Ideals agreeing in a localization

Question

I have an integral scheme $X$, and two coherent ideal sheaves $\mathcal I$ and $\mathcal J$ on $X$. I know there is a (maybe not closed) point $x$ of $X$ such that $\mathcal I$ and $\mathcal J$ define the same ideal sheaf in the stalk $\mathcal O_{X,x}$. Does it follow that there exists an open set $U$ containing $x$ such that $\mathcal I\vert_U = \mathcal J\vert_U$? I'm having trouble translating this into commutative algebra.

Answer 1

Because of Hartshorne's (not so great ...) book, the word "coherent" is often not used in its proper meaning. Coherent modules are defined as finitely generated modules whose finitely generated submodules are finitely presented. Thus, coherent modules are finitely presented and finitely presented modules are finitely generated, but over a non-noetherian base all these notions may differ. Over a non-noetherian base, being finitely presented is often the most natural finiteness condition. For ideals, being of finite type often suffices (in fact, if $I \subseteq \mathcal{O}_X$ is of finite type then $\mathcal{O}_X/I$ is of finite presentation). This is also the case here.
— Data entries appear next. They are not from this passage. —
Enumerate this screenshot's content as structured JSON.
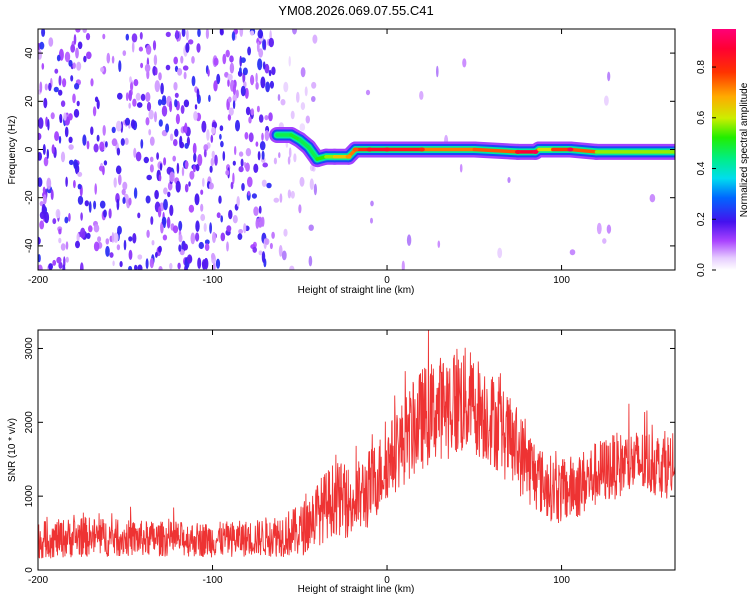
{
  "title": "YM08.2026.069.07.55.C41",
  "chart_data": [
    {
      "type": "heatmap",
      "title": "YM08.2026.069.07.55.C41",
      "xlabel": "Height of straight line (km)",
      "ylabel": "Frequency (Hz)",
      "xlim": [
        -200,
        165
      ],
      "ylim": [
        -50,
        50
      ],
      "x_ticks": [
        -200,
        -100,
        0,
        100
      ],
      "y_ticks": [
        -40,
        -20,
        0,
        20,
        40
      ],
      "x_tick_labels": [
        "-200",
        "-100",
        "0",
        "100"
      ],
      "y_tick_labels": [
        "-40",
        "-20",
        "0",
        "20",
        "40"
      ],
      "colorbar": {
        "label": "Normalized spectral amplitude",
        "range": [
          0,
          0.95
        ],
        "ticks": [
          0,
          0.2,
          0.4,
          0.6,
          0.8
        ],
        "tick_labels": [
          "0.0",
          "0.2",
          "0.4",
          "0.6",
          "0.8"
        ],
        "colormap": "rainbow (white-violet-blue-cyan-green-yellow-red-magenta)"
      },
      "regions": [
        {
          "x": [
            -200,
            -65
          ],
          "description": "broadband noise, amplitude 0.1-0.25"
        },
        {
          "x": [
            -65,
            -40
          ],
          "description": "transition, sparse noise"
        },
        {
          "x": [
            -40,
            165
          ],
          "description": "narrow band near 0 Hz, amplitude 0.4-0.9"
        }
      ],
      "ridge": {
        "x": [
          -63,
          -55,
          -50,
          -45,
          -40,
          -35,
          -30,
          -22,
          -18,
          -10,
          0,
          20,
          50,
          75,
          85,
          87,
          95,
          105,
          120,
          165
        ],
        "freq": [
          6,
          6,
          4,
          1,
          -4,
          -3,
          -3,
          -3,
          0,
          0,
          0,
          0,
          0,
          -1,
          -1,
          0,
          0,
          0,
          -1,
          -1
        ],
        "amplitude": [
          0.45,
          0.5,
          0.5,
          0.45,
          0.5,
          0.55,
          0.6,
          0.7,
          0.75,
          0.85,
          0.85,
          0.8,
          0.65,
          0.85,
          0.9,
          0.6,
          0.65,
          0.9,
          0.6,
          0.55
        ]
      }
    },
    {
      "type": "line",
      "xlabel": "Height of straight line (km)",
      "ylabel": "SNR (10 * v/v)",
      "xlim": [
        -200,
        165
      ],
      "ylim": [
        0,
        3250
      ],
      "x_ticks": [
        -200,
        -100,
        0,
        100
      ],
      "y_ticks": [
        0,
        1000,
        2000,
        3000
      ],
      "x_tick_labels": [
        "-200",
        "-100",
        "0",
        "100"
      ],
      "y_tick_labels": [
        "0",
        "1000",
        "2000",
        "3000"
      ],
      "color": "#ee3333",
      "envelope": {
        "x": [
          -200,
          -175,
          -150,
          -125,
          -100,
          -75,
          -50,
          -40,
          -30,
          -20,
          -10,
          0,
          10,
          20,
          30,
          40,
          50,
          60,
          70,
          80,
          90,
          100,
          110,
          120,
          130,
          140,
          150,
          165
        ],
        "mean": [
          400,
          450,
          430,
          420,
          410,
          430,
          520,
          760,
          980,
          900,
          1100,
          1450,
          1750,
          2050,
          2200,
          2300,
          2250,
          2050,
          1750,
          1450,
          1150,
          1050,
          1150,
          1300,
          1400,
          1450,
          1450,
          1400
        ],
        "spread": [
          250,
          280,
          250,
          240,
          240,
          250,
          350,
          450,
          500,
          500,
          550,
          500,
          600,
          700,
          700,
          800,
          700,
          650,
          600,
          550,
          450,
          450,
          450,
          450,
          450,
          450,
          450,
          450
        ]
      }
    }
  ]
}
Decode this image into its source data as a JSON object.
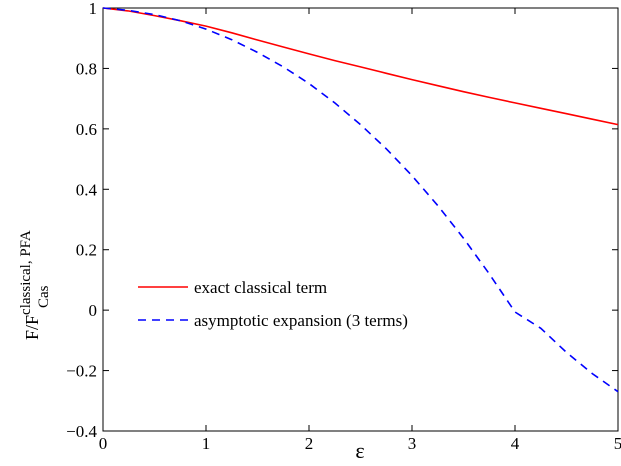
{
  "chart_data": {
    "type": "line",
    "xlabel": "ε",
    "ylabel": {
      "main": "F/F",
      "superscript": "classical, PFA",
      "subscript": "Cas"
    },
    "xlim": [
      0,
      5
    ],
    "ylim": [
      -0.4,
      1
    ],
    "xticks": [
      0,
      1,
      2,
      3,
      4,
      5
    ],
    "xtick_labels": [
      "0",
      "1",
      "2",
      "3",
      "4",
      "5"
    ],
    "yticks": [
      -0.4,
      -0.2,
      0,
      0.2,
      0.4,
      0.6,
      0.8,
      1
    ],
    "ytick_labels": [
      "−0.4",
      "−0.2",
      "0",
      "0.2",
      "0.4",
      "0.6",
      "0.8",
      "1"
    ],
    "grid": false,
    "legend_position": "lower-left",
    "series": [
      {
        "name": "exact classical term",
        "color": "#ff0000",
        "style": "solid",
        "x": [
          0,
          0.25,
          0.5,
          0.75,
          1,
          1.25,
          1.5,
          1.75,
          2,
          2.25,
          2.5,
          2.75,
          3,
          3.25,
          3.5,
          3.75,
          4,
          4.25,
          4.5,
          4.75,
          5
        ],
        "y": [
          1,
          0.99,
          0.975,
          0.958,
          0.94,
          0.918,
          0.894,
          0.871,
          0.848,
          0.826,
          0.805,
          0.784,
          0.763,
          0.743,
          0.723,
          0.704,
          0.686,
          0.668,
          0.65,
          0.632,
          0.614
        ]
      },
      {
        "name": "asymptotic expansion (3 terms)",
        "color": "#0000ff",
        "style": "dashed",
        "x": [
          0,
          0.25,
          0.5,
          0.75,
          1,
          1.25,
          1.5,
          1.75,
          2,
          2.25,
          2.5,
          2.75,
          3,
          3.25,
          3.5,
          3.75,
          4,
          4.25,
          4.5,
          4.75,
          5
        ],
        "y": [
          1,
          0.992,
          0.978,
          0.958,
          0.93,
          0.895,
          0.853,
          0.805,
          0.75,
          0.686,
          0.614,
          0.534,
          0.445,
          0.346,
          0.238,
          0.12,
          -0.006,
          -0.06,
          -0.14,
          -0.21,
          -0.27
        ]
      }
    ]
  }
}
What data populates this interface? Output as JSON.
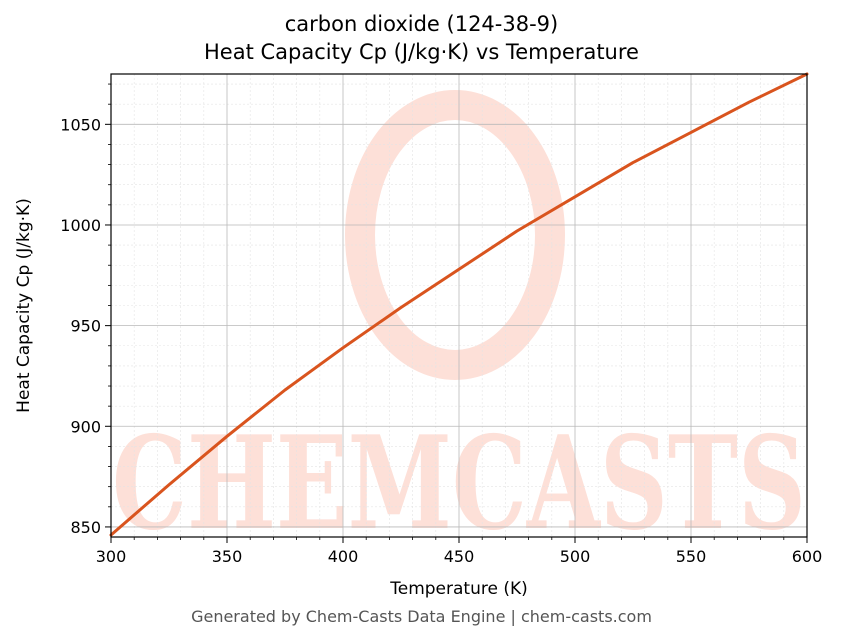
{
  "chart_data": {
    "type": "line",
    "title": "carbon dioxide (124-38-9)",
    "subtitle": "Heat Capacity Cp (J/kg·K) vs Temperature",
    "xlabel": "Temperature (K)",
    "ylabel": "Heat Capacity Cp (J/kg·K)",
    "xlim": [
      300,
      600
    ],
    "ylim": [
      845,
      1075
    ],
    "xticks": [
      300,
      350,
      400,
      450,
      500,
      550,
      600
    ],
    "yticks": [
      850,
      900,
      950,
      1000,
      1050
    ],
    "grid": true,
    "series": [
      {
        "color": "#d9541e",
        "x": [
          300,
          325,
          350,
          375,
          400,
          425,
          450,
          475,
          500,
          525,
          550,
          575,
          600
        ],
        "y": [
          846,
          871,
          895,
          918,
          939,
          959,
          978,
          997,
          1014,
          1031,
          1046,
          1061,
          1075
        ]
      }
    ]
  },
  "watermark": {
    "text": "CHEMCASTS",
    "color": "#fde0d8"
  },
  "footer": "Generated by Chem-Casts Data Engine | chem-casts.com"
}
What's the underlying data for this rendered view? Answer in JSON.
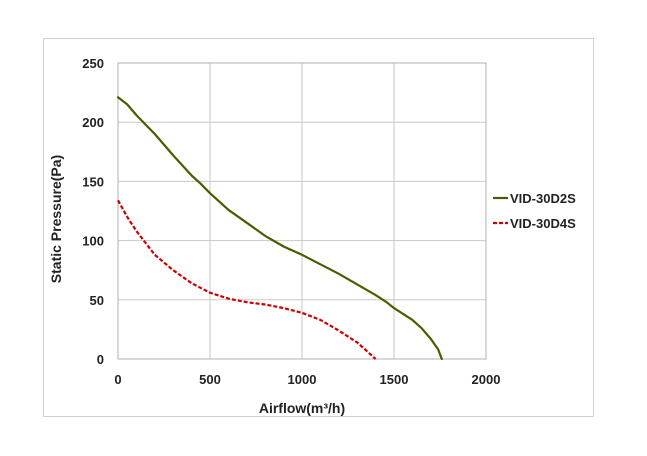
{
  "chart_data": {
    "type": "line",
    "title": "",
    "xlabel": "Airflow(m³/h)",
    "ylabel": "Static Pressure(Pa)",
    "xlim": [
      0,
      2000
    ],
    "ylim": [
      0,
      250
    ],
    "x_ticks": [
      0,
      500,
      1000,
      1500,
      2000
    ],
    "y_ticks": [
      0,
      50,
      100,
      150,
      200,
      250
    ],
    "x_tick_labels": [
      "0",
      "500",
      "1000",
      "1500",
      "2000"
    ],
    "y_tick_labels": [
      "0",
      "50",
      "100",
      "150",
      "200",
      "250"
    ],
    "grid": true,
    "legend_position": "right",
    "series": [
      {
        "name": "VID-30D2S",
        "color": "#4d5b00",
        "dash": "solid",
        "points": [
          [
            0,
            221
          ],
          [
            50,
            215
          ],
          [
            100,
            206
          ],
          [
            150,
            198
          ],
          [
            200,
            190
          ],
          [
            300,
            172
          ],
          [
            400,
            155
          ],
          [
            450,
            148
          ],
          [
            500,
            140
          ],
          [
            600,
            126
          ],
          [
            700,
            115
          ],
          [
            800,
            104
          ],
          [
            900,
            95
          ],
          [
            1000,
            88
          ],
          [
            1100,
            80
          ],
          [
            1200,
            72
          ],
          [
            1300,
            63
          ],
          [
            1400,
            54
          ],
          [
            1460,
            48
          ],
          [
            1500,
            43
          ],
          [
            1600,
            33
          ],
          [
            1650,
            26
          ],
          [
            1700,
            17
          ],
          [
            1740,
            8
          ],
          [
            1760,
            0
          ]
        ]
      },
      {
        "name": "VID-30D4S",
        "color": "#cc0000",
        "dash": "dashed",
        "points": [
          [
            0,
            134
          ],
          [
            50,
            120
          ],
          [
            100,
            108
          ],
          [
            150,
            98
          ],
          [
            200,
            88
          ],
          [
            300,
            75
          ],
          [
            400,
            64
          ],
          [
            500,
            56
          ],
          [
            600,
            51
          ],
          [
            700,
            48
          ],
          [
            800,
            46
          ],
          [
            900,
            43
          ],
          [
            1000,
            39
          ],
          [
            1100,
            33
          ],
          [
            1200,
            24
          ],
          [
            1300,
            14
          ],
          [
            1350,
            7
          ],
          [
            1400,
            0
          ]
        ]
      }
    ]
  }
}
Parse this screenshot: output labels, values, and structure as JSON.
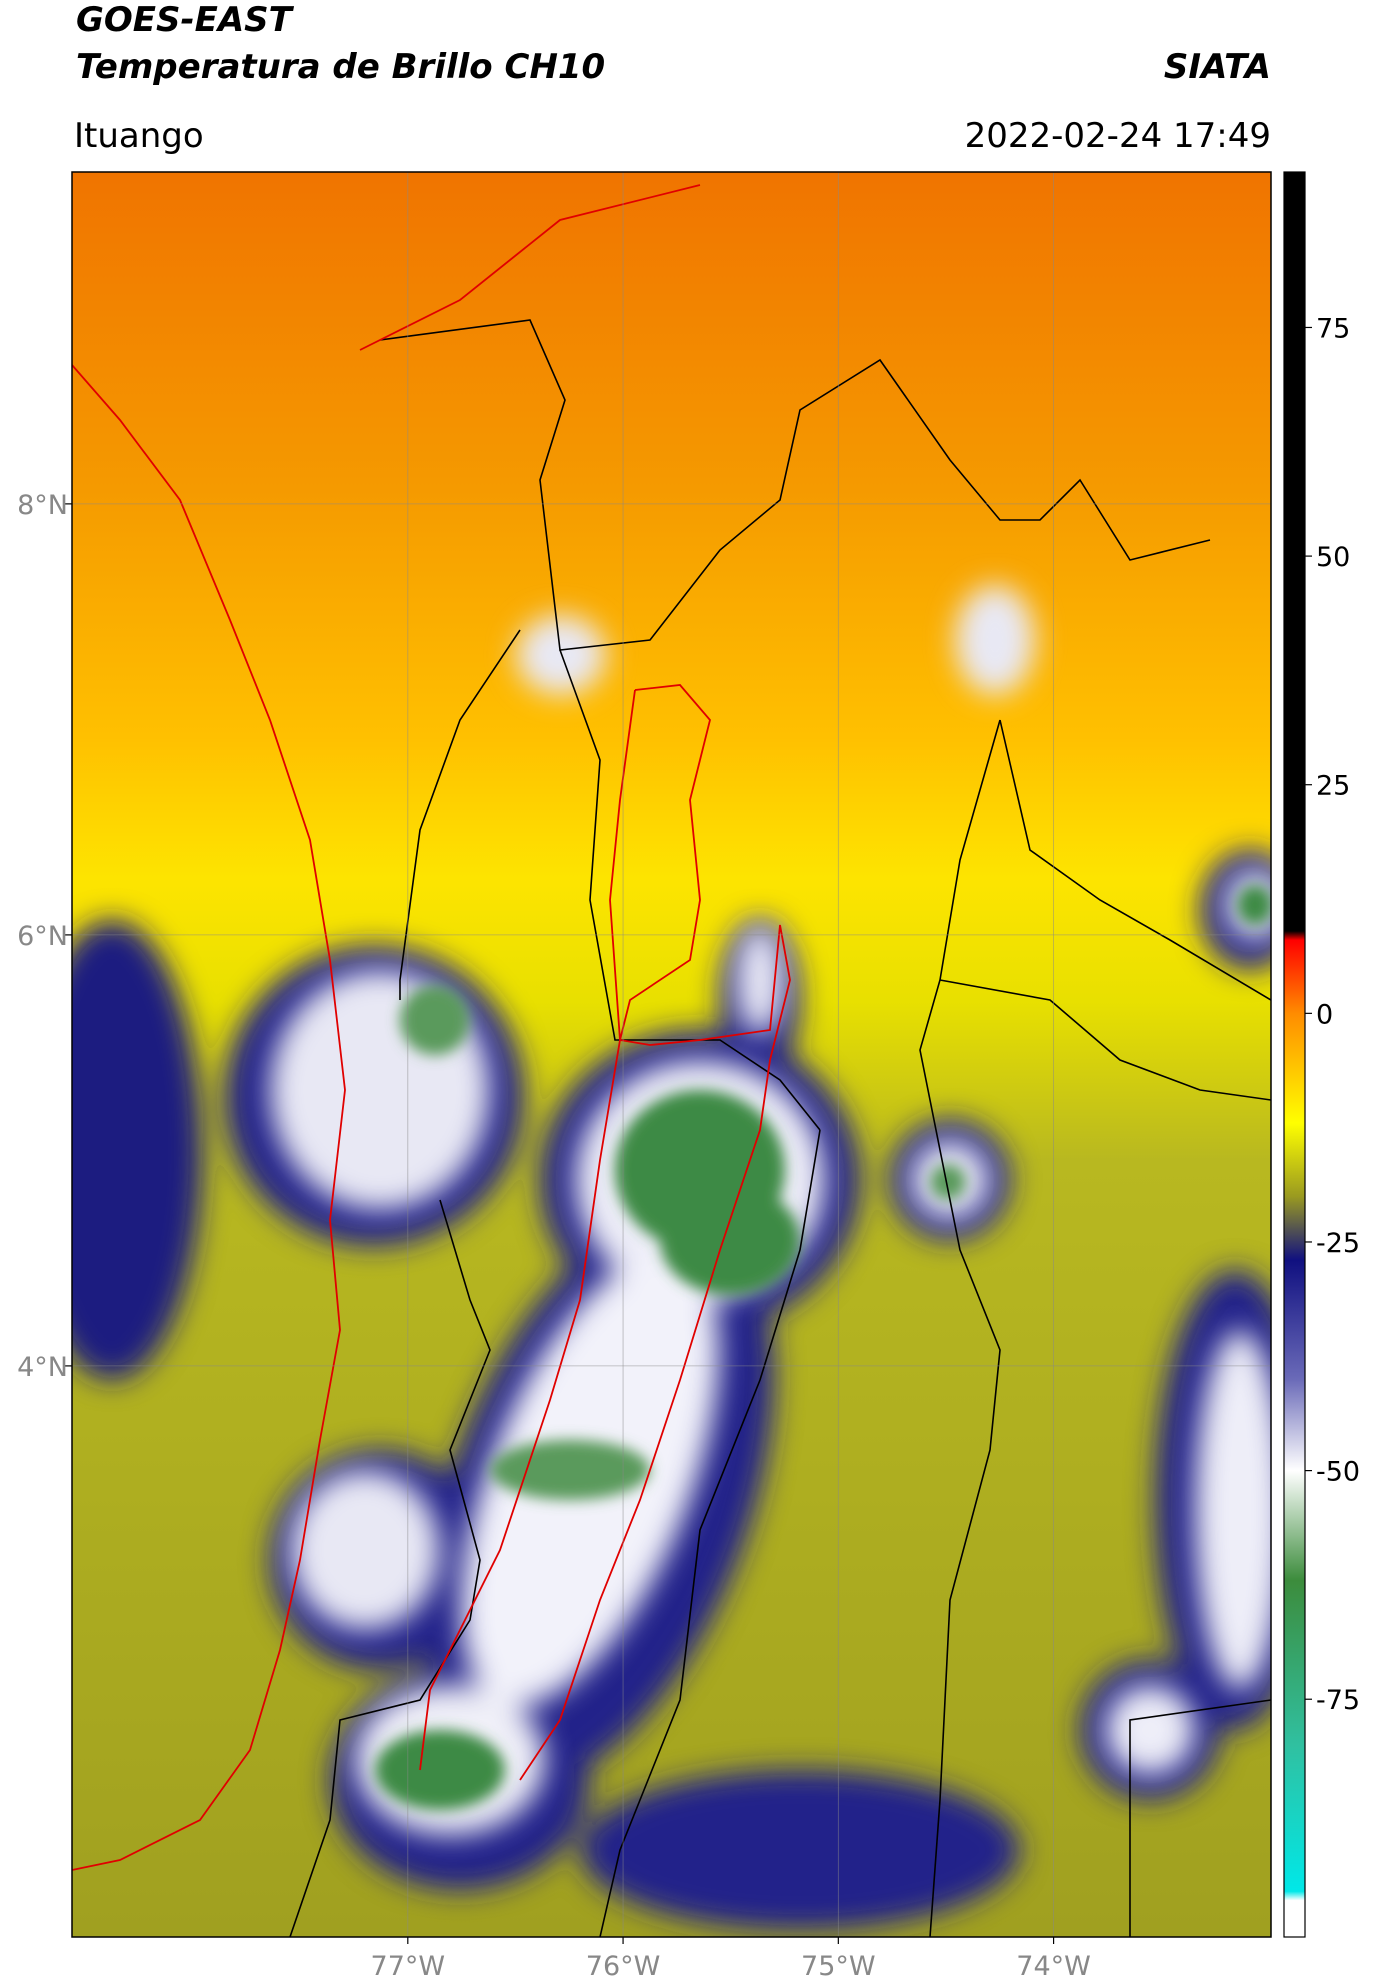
{
  "map": {
    "title": "GOES-EAST",
    "subtitle": "Temperatura de Brillo CH10",
    "source": "SIATA",
    "location": "Ituango",
    "timestamp": "2022-02-24 17:49",
    "xlim": [
      -78.56,
      -72.99
    ],
    "ylim": [
      1.35,
      9.54
    ],
    "xticks": [
      {
        "value": -77,
        "label": "77°W"
      },
      {
        "value": -76,
        "label": "76°W"
      },
      {
        "value": -75,
        "label": "75°W"
      },
      {
        "value": -74,
        "label": "74°W"
      }
    ],
    "yticks": [
      {
        "value": 8,
        "label": "8°N"
      },
      {
        "value": 6,
        "label": "6°N"
      },
      {
        "value": 4,
        "label": "4°N"
      }
    ],
    "colorbar": {
      "lim": [
        -101,
        92
      ],
      "ticks": [
        75,
        50,
        25,
        0,
        -25,
        -50,
        -75
      ],
      "stops": [
        {
          "value": 92,
          "color": "#000000"
        },
        {
          "value": 9,
          "color": "#000000"
        },
        {
          "value": 8,
          "color": "#ff0000"
        },
        {
          "value": 0,
          "color": "#ff8c00"
        },
        {
          "value": -12,
          "color": "#ffff00"
        },
        {
          "value": -20,
          "color": "#9a9a20"
        },
        {
          "value": -27,
          "color": "#101080"
        },
        {
          "value": -40,
          "color": "#6a6ab8"
        },
        {
          "value": -50,
          "color": "#ffffff"
        },
        {
          "value": -62,
          "color": "#3c8c3c"
        },
        {
          "value": -80,
          "color": "#30c0a0"
        },
        {
          "value": -96,
          "color": "#00e8e8"
        },
        {
          "value": -97,
          "color": "#ffffff"
        },
        {
          "value": -101,
          "color": "#ffffff"
        }
      ]
    }
  }
}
Let $X$ be an arbitrary ringed space. Let $I,J \subseteq \mathcal{O}_X$ be ideals of finite type with $I_x=J_x$ for some point $x \in X$. Choose generators $s_1,\dotsc,s_n \in \Gamma(W,I)$ of $I|_W$ for some open neighborhood $W$ of $x$. Then $(s_1)_x,\dotsc,(s_n)_x$ lie in $I_x=J_x$. It follows that there is some open neighborhood $U \subseteq W$ of $x$ such that $s_1|_U,\dotsc,s_n|_U$ lie in $\Gamma(W,J)$. (For each $s_i$ we find one and then we intersect; here we use the finiteness!) Since $s_1|_U,\dotsc,s_n|_U$ generate $I|_U$, we see $I|_U \subseteq J|_U$. Similarly, we find some open neighborhood $V$ of $x$ with $J|_V \subseteq I|_V$. Thus, $I$ and $J$ agree on $U \cap V$.